Jun-22-19  whiteshark: <Howard> p 425-434

Korchnoi also has analysed the resulting ♖endgame after <46...axb5> on 23 pages in his book --> Game Collection: 28a_Korchnoi's "Practical Rook Endings"

Jun-25-19  Howard: Yes, I am aware of that book---Korchnoi analyzes that endgame to death in his book.
Aug-26-19  KID Slayer: Excellent finish by Viktor my all-time fave! Reminds me of the classic Capa-Tartakower match of 1924 with 49.Kc3! that takes the rook-and-pawn ending in real style.
Premium Chessgames Member
  saffuna: Daniel King discusses this game on the Perpetual Chess podcast.

He says he discussed this game with Korchnoi, how Karpov could have drawn.

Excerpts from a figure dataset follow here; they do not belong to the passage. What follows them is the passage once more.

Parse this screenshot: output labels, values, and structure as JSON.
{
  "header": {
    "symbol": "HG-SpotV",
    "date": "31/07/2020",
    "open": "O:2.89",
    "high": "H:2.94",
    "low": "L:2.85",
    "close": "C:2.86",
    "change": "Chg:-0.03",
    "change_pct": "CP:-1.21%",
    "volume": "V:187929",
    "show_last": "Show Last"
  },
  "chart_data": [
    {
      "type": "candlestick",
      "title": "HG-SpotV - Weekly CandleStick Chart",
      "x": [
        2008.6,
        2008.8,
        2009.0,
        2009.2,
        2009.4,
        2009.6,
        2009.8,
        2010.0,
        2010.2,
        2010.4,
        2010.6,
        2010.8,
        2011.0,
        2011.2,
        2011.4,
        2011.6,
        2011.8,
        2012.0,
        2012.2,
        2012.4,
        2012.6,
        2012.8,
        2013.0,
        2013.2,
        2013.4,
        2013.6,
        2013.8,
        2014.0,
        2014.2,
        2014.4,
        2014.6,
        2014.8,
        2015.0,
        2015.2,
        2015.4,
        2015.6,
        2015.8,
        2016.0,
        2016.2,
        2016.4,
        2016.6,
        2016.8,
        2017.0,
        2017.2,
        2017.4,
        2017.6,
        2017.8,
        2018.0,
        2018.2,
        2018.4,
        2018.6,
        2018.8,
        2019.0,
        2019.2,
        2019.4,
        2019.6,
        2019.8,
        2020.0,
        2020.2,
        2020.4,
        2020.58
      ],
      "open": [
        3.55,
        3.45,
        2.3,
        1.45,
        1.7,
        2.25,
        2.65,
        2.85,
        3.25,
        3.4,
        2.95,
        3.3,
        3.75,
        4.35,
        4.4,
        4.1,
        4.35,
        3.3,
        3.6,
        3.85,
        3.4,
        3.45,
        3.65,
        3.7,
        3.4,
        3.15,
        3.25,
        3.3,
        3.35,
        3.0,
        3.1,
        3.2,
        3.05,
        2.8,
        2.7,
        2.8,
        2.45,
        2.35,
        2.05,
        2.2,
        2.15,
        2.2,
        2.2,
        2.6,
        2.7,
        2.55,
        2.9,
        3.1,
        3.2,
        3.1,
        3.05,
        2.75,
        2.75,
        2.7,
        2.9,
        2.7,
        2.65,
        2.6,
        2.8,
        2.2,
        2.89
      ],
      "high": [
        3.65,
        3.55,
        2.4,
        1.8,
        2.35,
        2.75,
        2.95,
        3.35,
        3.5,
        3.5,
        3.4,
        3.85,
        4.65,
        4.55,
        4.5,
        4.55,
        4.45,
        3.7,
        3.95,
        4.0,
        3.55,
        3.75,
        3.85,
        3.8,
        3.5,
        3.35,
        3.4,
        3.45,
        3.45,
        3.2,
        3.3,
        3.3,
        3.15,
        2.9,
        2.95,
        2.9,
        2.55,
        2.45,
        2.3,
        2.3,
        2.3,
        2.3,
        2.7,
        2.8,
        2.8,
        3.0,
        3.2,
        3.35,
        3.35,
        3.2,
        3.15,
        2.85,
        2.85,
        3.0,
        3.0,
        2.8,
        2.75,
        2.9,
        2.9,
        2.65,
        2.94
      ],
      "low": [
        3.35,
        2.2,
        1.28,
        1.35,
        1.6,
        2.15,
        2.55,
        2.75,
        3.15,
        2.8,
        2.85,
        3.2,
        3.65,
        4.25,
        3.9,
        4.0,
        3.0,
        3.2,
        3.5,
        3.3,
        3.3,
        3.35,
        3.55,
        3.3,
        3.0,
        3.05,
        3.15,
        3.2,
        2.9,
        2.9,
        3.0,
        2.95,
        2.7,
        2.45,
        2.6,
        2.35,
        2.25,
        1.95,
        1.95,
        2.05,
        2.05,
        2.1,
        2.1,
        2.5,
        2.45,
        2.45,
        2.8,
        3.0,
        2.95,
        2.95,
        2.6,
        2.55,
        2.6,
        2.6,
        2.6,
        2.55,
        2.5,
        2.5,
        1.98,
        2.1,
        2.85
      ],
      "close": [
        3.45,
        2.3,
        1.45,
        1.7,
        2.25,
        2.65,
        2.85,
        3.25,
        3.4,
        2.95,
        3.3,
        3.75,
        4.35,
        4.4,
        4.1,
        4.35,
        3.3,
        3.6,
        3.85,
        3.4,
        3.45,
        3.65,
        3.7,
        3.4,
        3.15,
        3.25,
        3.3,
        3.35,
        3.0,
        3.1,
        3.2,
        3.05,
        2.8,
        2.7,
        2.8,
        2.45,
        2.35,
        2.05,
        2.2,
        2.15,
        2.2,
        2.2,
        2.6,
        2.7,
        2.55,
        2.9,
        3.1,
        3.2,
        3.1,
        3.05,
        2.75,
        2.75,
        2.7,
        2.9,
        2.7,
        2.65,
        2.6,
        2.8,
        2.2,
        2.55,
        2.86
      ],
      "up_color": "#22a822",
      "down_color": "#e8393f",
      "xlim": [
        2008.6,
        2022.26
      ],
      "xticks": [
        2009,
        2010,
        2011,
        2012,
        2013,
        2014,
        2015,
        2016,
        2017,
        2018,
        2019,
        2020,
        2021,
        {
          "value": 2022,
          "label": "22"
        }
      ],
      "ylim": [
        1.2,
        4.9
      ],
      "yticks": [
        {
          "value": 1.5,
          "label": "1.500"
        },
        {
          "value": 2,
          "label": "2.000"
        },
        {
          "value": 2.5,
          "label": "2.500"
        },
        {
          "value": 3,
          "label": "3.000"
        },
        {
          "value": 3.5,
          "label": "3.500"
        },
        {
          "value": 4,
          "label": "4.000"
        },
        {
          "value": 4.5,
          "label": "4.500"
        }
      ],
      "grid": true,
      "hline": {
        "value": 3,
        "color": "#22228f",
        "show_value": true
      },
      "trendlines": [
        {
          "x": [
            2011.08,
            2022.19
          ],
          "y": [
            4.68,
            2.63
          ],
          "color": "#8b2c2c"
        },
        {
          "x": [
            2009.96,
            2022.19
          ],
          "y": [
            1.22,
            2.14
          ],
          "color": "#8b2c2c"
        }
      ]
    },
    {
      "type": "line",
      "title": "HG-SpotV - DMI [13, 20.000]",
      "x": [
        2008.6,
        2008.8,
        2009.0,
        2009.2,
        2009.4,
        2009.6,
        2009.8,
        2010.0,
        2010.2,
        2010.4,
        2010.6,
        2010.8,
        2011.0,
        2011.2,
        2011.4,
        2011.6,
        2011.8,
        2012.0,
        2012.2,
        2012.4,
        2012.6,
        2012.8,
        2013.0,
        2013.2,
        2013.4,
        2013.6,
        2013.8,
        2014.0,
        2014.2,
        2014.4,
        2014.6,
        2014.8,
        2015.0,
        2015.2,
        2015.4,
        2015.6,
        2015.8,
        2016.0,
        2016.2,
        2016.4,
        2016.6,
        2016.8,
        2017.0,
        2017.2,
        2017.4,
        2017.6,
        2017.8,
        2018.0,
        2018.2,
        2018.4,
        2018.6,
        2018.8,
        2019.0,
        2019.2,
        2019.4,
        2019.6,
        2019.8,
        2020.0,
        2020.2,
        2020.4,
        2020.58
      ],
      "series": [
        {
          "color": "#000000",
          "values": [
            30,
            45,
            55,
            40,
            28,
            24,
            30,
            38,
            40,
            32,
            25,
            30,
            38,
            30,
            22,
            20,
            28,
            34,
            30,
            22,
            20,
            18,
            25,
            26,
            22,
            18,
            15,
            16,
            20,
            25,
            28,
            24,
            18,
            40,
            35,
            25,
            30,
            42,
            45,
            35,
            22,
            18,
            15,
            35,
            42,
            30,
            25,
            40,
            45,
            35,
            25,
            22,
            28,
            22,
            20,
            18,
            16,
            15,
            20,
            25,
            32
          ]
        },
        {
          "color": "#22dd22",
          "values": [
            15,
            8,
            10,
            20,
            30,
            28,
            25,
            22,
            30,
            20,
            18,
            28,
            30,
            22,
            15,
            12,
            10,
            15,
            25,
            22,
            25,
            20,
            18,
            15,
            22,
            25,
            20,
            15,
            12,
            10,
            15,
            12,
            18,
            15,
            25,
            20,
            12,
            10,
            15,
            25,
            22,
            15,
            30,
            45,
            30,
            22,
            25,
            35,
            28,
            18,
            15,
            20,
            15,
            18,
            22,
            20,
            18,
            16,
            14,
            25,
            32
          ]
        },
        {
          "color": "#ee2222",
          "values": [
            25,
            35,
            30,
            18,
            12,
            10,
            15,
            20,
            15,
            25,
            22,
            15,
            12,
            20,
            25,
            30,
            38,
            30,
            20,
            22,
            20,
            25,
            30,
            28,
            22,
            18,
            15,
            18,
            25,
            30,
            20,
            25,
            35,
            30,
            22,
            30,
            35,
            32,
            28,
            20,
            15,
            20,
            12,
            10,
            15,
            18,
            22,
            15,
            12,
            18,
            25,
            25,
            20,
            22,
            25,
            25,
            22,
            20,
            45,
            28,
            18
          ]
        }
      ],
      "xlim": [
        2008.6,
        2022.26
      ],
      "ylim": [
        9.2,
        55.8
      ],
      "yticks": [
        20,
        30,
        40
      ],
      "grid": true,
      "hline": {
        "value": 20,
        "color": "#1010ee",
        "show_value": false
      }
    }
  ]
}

"It was a draw, but that's kind of irrelevant. Korchnoi's concept in that rook-and-pawn endgame, was out of this world. The whole game was like a saga, it was an epic game." At about 1:04. wherever you can

Dec-06-21  Albertan: This game has been analyzed by GM Akobian at:

Jul-01-22  cormier: depth=39 | Komodo 2901.00
+1.50 59... Rd4 60. Rxb3 a4 61. Rg3 Kb8 62. Ra3 Rf4 63. Kd6 Rxf5 64. Rxa4 Rf2 65. Rg4 Rd2+ 66. Kc6 f5 67. Rb4+ Kc8 68. Rf4 Rd7 69. Rxf5 Rc7+ 70. Kb5 Rb7+ 71. Kc4 Re7 72. Rf6 Re4+ 73. Kb5 Rh4 74. Kb6 Kd8 75. Rf8+ Ke7 76. Rf3 Kd8 77. Rd3+ Kc8 78. Rg3 Kd8 79. Rb3 Rc4 80. c6 Kc8 81. Rg3 Rb4+ 82. Kc5 Rh4 83. Rg8+ Kc7 84. Rg7+ Kc8 85. Kd6 Rd4+ 86. Ke6
Jul-01-22  cormier: depth=57 | Komodo 2901.00
+0.79 58... Rd4 59. Kxa5 Kc7 60. Kb5 Rd7 61. Kc4 Re7 62. Rg6 Re4+ 63. Kb5 b3 64. Rg7+ Kb8 65. Rg3 b2 66. Rb3 Re2 67. Kc6+ Kc8 68. Kd6 h5 69. h4 Rf2 70. Ke6 Kc7 71. Rb6 Rg2 72. Kxf6 Kd7 73. Kf7 Kc7 74. Ke6 Re2+ 75. Kf6 Rg2 76. Kf7 Kc8 77. f6 Kd7 78. Kf8 Rg6 79. c6+ Kc7 80. Rxb2 Rxf6+ 81. Kg7 Rd6 82. Rb5 Kxc6 83. Rxh5 Rd7+ 84. Kg6 Rd6+ 85. Kf7 Rd4 86. Rh7 Rd7+ 87. Kg6 Rd6+ 88. Kg5 Rd5+ 89. Kf4 Rd4+
Premium Chessgames Member
  harrylime: Fischer was KING back then

Itz bad enuff with all the HIKARU fanboize on ere ...


Jul-01-22  cormier: depth=59 | Komodo 2901.00
0.00 57... Rc4 58. c6 Rc3 59. Rd2 b3 60. Rg2 Rd3 61. Rg8+ Rd8 62. Rg7 Rd6 63. Rg8+ Rd8
Aug-23-23  Mathematicar: Korchnoi played this game with a strenght of a World Champion, but Karpov was, overall, the better player.